Sebelum itu pada pertengahan abad ke 18, Belanda sudah memperkenalkan penerbitan surat kabar di Indonesia. Penguasa kolonial mengekang pertumbuhan pers, meskipun penerbitnya terdiri dari orang-orang Belanda sendiri. Tetapi surat kabar yang tumbuh dari akhir abad ke 19 hingga awal abad berikutnya, juga merupakan sarana pendidikan dan latihan bagi orang-orang Indonesia yang memperoleh pekerjaan di dalamnya (Tribuana Said, 1988). Surat kabar pertama di Indonesia adalah Bataviase Nouvelles (Agustus 1744 – Juni 1746), disusul kemudian Bataviasche Courant (1817), Bataviasche Advertentieblad (1827). Pada tahun 1855 di Surakarta terbit surat kabar pertama dalam bahasa Jawa, bernama Bromartani. Surat kabar berbahasa Melayu yang pertama adalah Soerat Kabar Bahasa Melajoe, terbit di Surabaya pada tahun 1956. kemudian lahir surat kabar Soerat Chabar Betawie (1958), Selompret Melajoe (Semarang, 1860), Bintang Timoer (Surabaya, 1862), Djoeroe Martani (Surakarta 1864), dan Biang Lala (Jakarta, 1867).

Kenapa komunikasi Massa.
Komunikasi sebagai suatu proses, menurut Edward Sapir (Onong, 1985) dibedakan dalam komunikasi primer, yaitu komunikasi yang langsung tanpa menggunakan alat atau media, dan komunikasi sekunder, yaitu komunikasi dengan menggunakan media atau komunikasi massa.

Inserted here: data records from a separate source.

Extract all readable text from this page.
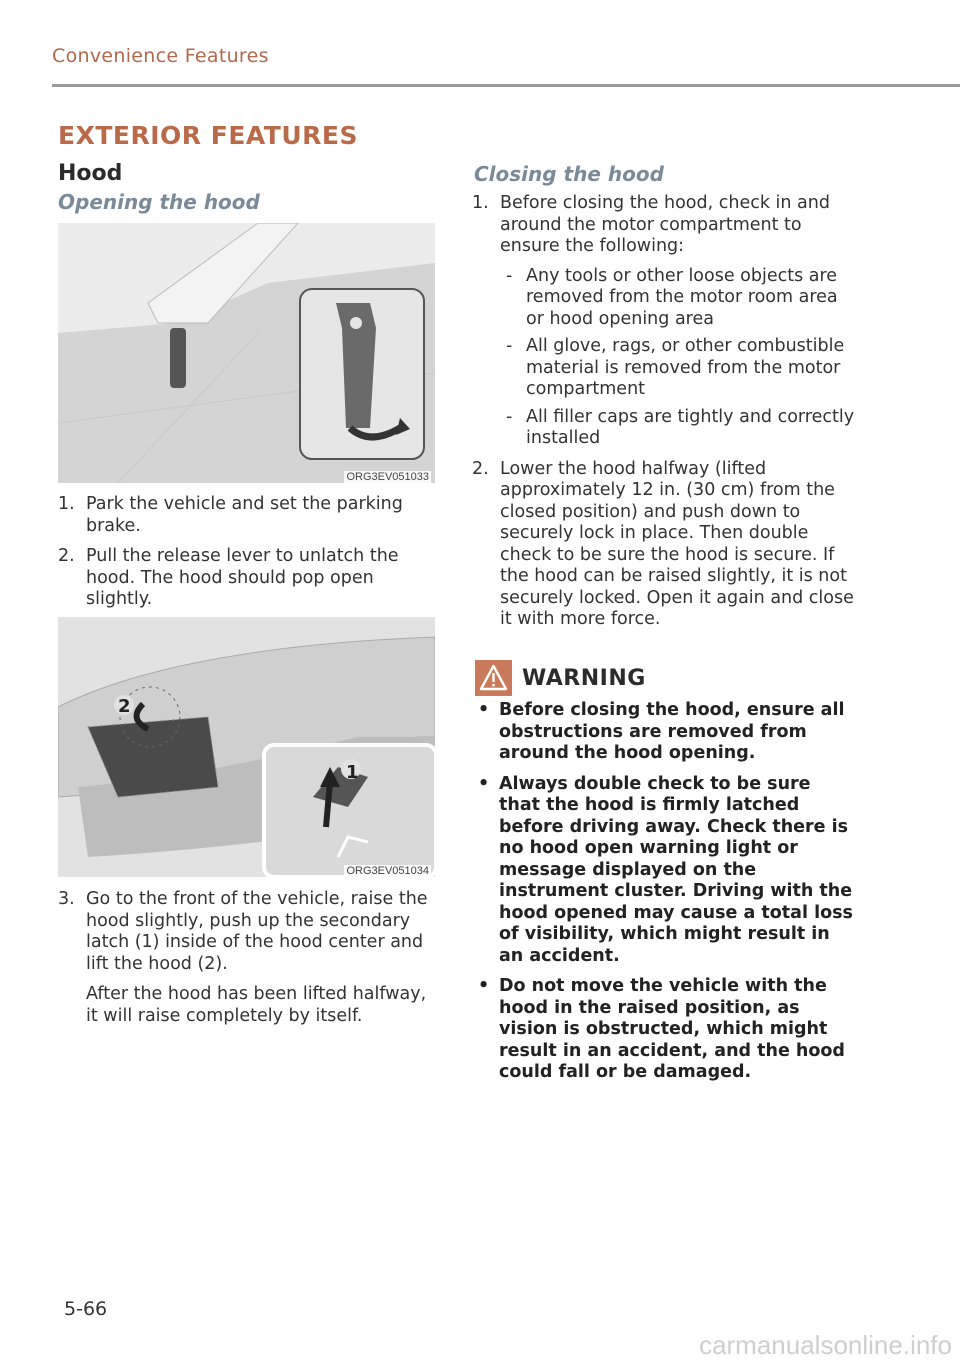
Convenience Features
EXTERIOR FEATURES
Hood
Opening the hood
ORG3EV051033
1. Park the vehicle and set the parking brake.

2. Pull the release lever to unlatch the hood. The hood should pop open slightly.

2
1
ORG3EV051034
3. Go to the front of the vehicle, raise the hood slightly, push up the secondary latch (1) inside of the hood center and lift the hood (2).

After the hood has been lifted halfway, it will raise completely by itself.

Closing the hood
1. Before closing the hood, check in and around the motor compartment to ensure the following:

- Any tools or other loose objects are removed from the motor room area or hood opening area
- All glove, rags, or other combustible material is removed from the motor compartment
- All filler caps are tightly and correctly installed
2. Lower the hood halfway (lifted approximately 12 in. (30 cm) from the closed position) and push down to securely lock in place. Then double check to be sure the hood is secure. If the hood can be raised slightly, it is not securely locked. Open it again and close it with more force.

WARNING
• Before closing the hood, ensure all obstructions are removed from around the hood opening.
• Always double check to be sure that the hood is firmly latched before driving away. Check there is no hood open warning light or message displayed on the instrument cluster. Driving with the hood opened may cause a total loss of visibility, which might result in an accident.
• Do not move the vehicle with the hood in the raised position, as vision is obstructed, which might result in an accident, and the hood could fall or be damaged.
5-66
carmanualsonline.info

Komunikasi massa adalah berkomunikasi dengan menggunakan media massa. Komunikasi massa dari istilah dalam bahasa Inggris, mass communication, sebutan lengkapnya adalah mass media communication. Artinya, komunikasi yang menggunakan media massa atau komunikasi yang mass mediated.

Massa mengandung pengertian orang banyak, mereka tidak harus berada di lokasi tertentu yang sama, mereka dapat tersebar atau terpencar di berbagai lokasi, yang dalam waktu yang sama atau hampir bersamaan dapat memperoleh pesan-pesan komunikasi yang sama. Berlo (Wiryanto, 2005) mengartikan massa sebagai meliputi semua orang yang menjadi sasaran alat-alat komunikasi massa atau orang-orang pada ujung lain dari saluran.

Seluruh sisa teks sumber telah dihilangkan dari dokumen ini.